Songs were sung, speeches were made, toasts were raised with chilled aquavit. My brother showed 16-mm. films made by Axel 80 years ago, the screen and projector set up in the back yard. We watched our forebears in the flickering images from another age.
The night was festive, but there was a somber undertone. Most of us knew this was the last reunion for Ellen, and for her home, which was designed by my architect father and built by the hands of Axel, as was my childhood home. Ellen cannot afford to keep the house she has had for 50 years, so her move into a care facility is imminent and dire.
There was a sense of finality for me as well, a closing chapter on Chicago. My good-byes felt final, with a sense of completion for the past. One can hold on only so long to the old home place, just as Axel must have realized when he left Denmark a century ago.
All my grandparents were born in Denmark. My parents were both named Andersen, and they met in the Danish Lutheran Church. Danish was spoken in my home, and we ate traditional Danish food. I grew up with pride for the smallest country in Scandinavia, for my Viking blood, for a family name that in Denmark is as common as Smith or Jones.
My parents loved Denmark. I will never forget it. My son will hold it as a distant identity.
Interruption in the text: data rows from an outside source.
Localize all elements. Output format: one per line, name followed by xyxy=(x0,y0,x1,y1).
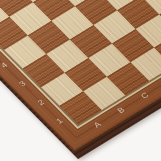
board-photo: ABCDEFGH 87654321 xyxy=(0,0,161,161)
rank-label-3: 3 xyxy=(11,73,33,94)
rank-label-2: 2 xyxy=(30,92,52,113)
chess-board: ABCDEFGH 87654321 xyxy=(0,0,161,151)
rank-label-1: 1 xyxy=(48,110,70,131)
His children may lose it entirely. And so the melting pot amalgamates another gene pool into the larger stew, blurring ethnic distinctions, customs and memories.
Lifting off from O’Hare, I looked over the huge, sprawling city and felt the last thread break. Home, that illusive notion of place and time, is no longer the one my grandfather built or my parents built. Home is the one I have built in the Fryingpan Valley, where a small Danish flag stands on my desk and the memories, though faded, run very deep.